What AI Companies Get Wrong About Curing Cancer (with Emilia Javorsky) - Future of Life Institute Podcast Recap
Podcast: Future of Life Institute Podcast
Published: 2026-03-20
Guests: Emilia Javorsky
What Happened
Emilia Javorsky argues that the promise of artificial superintelligence curing cancer is overly simplistic. Curing cancer involves more than solving intelligence problems; it requires addressing data availability, incentives, and coordination. Javorsky highlights the lack of accessible data for AI training, as most biological data does not follow a standardized format like other fields.
Despite the rapid increase in medical knowledge, with the doubling rate now at 73 days, cancer mortality rates have not significantly improved. There is a flat trend in FDA-approved drugs over the decades, and many promising drugs fail to pass through the FDA due to business and intellectual property issues. This reflects a mismatch between the pace of knowledge accumulation and clinical advancements.
Biology's complexity, marked by its lack of first principles, makes it difficult for AI to generate breakthroughs akin to those in physics or mathematics. Most medical literature may be unreliable due to reproducibility issues, and electronic medical records are often designed for billing rather than capturing clinical realities, leading to biases.
Cancer is a dynamic, evolving process with individual variability rather than a single disease. This complexity is demonstrated by the Hallmarks of Cancer papers, which have shifted treatment approaches from organ-based to mutation-targeted methods. Early detection, as seen in South Korea's thyroid cancer screening program, has not always resulted in improved mortality outcomes due to overdiagnosis.
AI's current role in drug development includes identifying drug targets, predicting toxicity, and designing clinical trials. Yet, a significant 97% of treatments that work in cells and mice fail in human trials. Stephen Wolfram's concept of computational irreducibility is relevant here, suggesting that complex biological systems cannot be fully understood from first principles alone.

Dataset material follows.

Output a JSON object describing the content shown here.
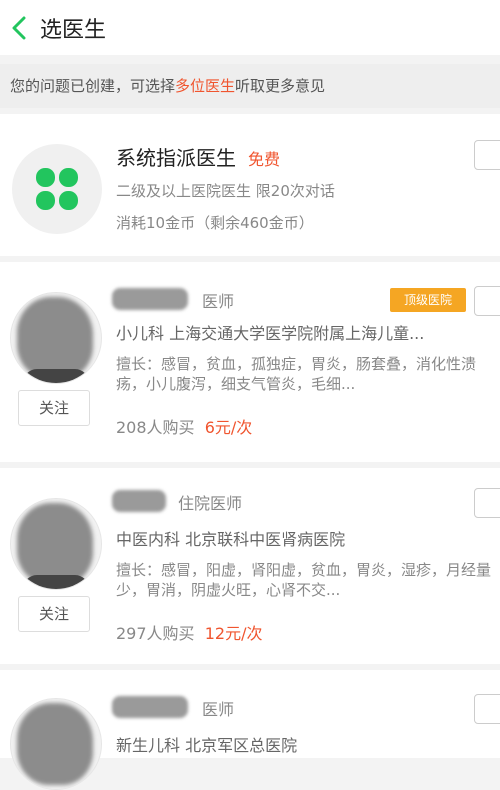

The pursuit of artificial superintelligence is diverting resources from biotech and cancer research, with biotech investment at a decade low. Javorsky calls for restructuring incentives and institutions to improve oncology and biomedical research, emphasizing the importance of creating large-scale data sets supported by bodies like the NIH and philanthropy.

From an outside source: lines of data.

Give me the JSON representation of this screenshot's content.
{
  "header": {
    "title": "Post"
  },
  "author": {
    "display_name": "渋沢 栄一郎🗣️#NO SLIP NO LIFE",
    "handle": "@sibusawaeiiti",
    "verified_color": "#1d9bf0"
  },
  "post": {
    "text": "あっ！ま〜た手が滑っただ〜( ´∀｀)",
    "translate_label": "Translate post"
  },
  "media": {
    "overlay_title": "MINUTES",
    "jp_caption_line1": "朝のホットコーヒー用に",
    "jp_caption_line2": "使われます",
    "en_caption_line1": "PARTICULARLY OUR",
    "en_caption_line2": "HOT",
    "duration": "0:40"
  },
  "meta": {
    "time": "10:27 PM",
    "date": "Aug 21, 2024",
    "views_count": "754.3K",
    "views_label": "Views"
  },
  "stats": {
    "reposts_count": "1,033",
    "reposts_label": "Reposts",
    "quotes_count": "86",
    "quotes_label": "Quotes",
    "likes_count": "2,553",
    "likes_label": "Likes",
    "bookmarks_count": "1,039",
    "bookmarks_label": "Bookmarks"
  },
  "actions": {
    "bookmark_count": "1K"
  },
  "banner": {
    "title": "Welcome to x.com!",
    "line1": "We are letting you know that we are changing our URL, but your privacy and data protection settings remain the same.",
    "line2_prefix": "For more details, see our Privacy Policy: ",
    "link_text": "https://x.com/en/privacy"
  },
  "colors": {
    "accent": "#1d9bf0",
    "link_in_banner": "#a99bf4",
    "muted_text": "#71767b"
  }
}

Regulatory reforms are needed to integrate new measurement modalities into clinical care and make them affordable. Outcomes-linked reimbursement models could incentivize patient health improvements, while mandating electronic data capture for federally funded research could enhance data availability.
Javorsky points to China's progress in biotechnology, attributing it to an AI tools-first approach. Unlike the US, where chronic diseases like cancer receive fewer resources, China's strategy shows the potential benefits of prioritizing AI tools in advancing healthcare.
Key Insights
- AI's potential for curing cancer is limited by data and coordination issues, not intelligence. Superintelligence cannot model cancer without accessible, standardized data.

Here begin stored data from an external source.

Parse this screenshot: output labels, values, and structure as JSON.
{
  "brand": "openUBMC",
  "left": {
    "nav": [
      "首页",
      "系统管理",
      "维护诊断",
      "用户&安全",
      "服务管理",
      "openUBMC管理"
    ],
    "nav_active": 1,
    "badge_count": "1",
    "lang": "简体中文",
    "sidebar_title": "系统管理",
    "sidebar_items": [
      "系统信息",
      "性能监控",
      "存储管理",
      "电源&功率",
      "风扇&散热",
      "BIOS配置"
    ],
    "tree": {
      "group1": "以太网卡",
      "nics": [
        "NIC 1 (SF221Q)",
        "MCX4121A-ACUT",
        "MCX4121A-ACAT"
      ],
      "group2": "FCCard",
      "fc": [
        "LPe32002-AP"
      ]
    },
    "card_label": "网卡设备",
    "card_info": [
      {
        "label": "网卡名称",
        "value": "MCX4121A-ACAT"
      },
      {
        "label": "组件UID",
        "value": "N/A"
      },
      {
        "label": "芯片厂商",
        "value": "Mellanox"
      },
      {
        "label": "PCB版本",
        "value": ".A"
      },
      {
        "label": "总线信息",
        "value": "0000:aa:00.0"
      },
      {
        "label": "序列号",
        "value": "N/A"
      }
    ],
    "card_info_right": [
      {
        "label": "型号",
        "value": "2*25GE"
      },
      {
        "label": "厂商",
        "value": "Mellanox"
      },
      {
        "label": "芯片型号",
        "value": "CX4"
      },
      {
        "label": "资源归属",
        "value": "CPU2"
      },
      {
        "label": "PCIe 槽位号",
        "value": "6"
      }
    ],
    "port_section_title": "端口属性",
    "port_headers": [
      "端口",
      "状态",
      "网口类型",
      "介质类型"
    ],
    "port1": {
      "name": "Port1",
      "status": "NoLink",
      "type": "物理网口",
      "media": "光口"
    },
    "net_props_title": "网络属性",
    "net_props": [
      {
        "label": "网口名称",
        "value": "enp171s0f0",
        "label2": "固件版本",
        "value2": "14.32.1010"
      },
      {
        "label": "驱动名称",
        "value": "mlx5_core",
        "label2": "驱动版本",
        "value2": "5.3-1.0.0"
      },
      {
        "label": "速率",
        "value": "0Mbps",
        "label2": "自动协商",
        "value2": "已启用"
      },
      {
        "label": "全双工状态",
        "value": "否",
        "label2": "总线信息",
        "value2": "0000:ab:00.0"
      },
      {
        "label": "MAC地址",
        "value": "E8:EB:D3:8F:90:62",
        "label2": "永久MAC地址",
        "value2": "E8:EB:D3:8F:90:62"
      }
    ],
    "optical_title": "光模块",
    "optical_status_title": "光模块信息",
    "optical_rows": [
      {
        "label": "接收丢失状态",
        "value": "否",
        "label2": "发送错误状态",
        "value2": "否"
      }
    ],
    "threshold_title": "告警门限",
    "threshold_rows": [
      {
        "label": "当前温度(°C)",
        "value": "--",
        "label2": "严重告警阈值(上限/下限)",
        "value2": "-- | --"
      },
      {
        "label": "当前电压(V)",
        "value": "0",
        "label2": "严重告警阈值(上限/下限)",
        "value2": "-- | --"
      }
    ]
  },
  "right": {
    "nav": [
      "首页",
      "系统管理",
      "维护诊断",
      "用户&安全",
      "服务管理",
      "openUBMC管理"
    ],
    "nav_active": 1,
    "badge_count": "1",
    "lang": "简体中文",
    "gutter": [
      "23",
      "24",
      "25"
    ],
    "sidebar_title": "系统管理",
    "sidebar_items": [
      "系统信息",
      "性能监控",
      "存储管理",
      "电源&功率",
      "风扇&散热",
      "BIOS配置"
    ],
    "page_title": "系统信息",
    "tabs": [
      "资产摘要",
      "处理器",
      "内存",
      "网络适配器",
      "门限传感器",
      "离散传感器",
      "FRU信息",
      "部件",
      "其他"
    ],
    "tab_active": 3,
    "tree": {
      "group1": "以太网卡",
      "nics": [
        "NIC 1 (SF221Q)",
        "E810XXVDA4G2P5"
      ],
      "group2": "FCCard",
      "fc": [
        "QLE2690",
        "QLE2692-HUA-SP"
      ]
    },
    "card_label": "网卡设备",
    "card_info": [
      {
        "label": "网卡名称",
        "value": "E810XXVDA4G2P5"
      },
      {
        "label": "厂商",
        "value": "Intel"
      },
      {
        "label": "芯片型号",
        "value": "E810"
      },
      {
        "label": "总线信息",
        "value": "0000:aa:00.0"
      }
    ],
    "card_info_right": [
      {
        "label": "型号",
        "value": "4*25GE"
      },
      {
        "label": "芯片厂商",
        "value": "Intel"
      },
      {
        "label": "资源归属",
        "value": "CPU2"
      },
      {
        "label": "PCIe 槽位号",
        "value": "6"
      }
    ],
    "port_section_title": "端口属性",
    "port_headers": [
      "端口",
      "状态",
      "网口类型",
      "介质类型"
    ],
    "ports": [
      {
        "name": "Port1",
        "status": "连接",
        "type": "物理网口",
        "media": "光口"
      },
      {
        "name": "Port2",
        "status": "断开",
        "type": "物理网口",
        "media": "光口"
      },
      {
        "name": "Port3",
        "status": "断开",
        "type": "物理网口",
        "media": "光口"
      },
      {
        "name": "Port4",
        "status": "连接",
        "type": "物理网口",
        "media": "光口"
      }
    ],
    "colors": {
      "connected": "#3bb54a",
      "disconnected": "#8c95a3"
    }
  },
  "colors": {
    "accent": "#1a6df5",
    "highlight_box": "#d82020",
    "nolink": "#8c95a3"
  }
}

- Medical knowledge is growing rapidly, with a doubling rate of 73 days, yet cancer mortality rates have not significantly improved. The FDA's stringent approval process and business issues prevent many drugs from reaching the market.
- Biology's complexity and lack of first principles make it challenging for AI to achieve breakthroughs. Most medical literature is not reliable, and electronic medical records introduce biases not representative of clinical reality.
- AI helps in drug development but struggles with the transition from preclinical to human trials, as evidenced by a 97% failure rate. Restructuring research incentives could improve oncology and biomedical research outcomes.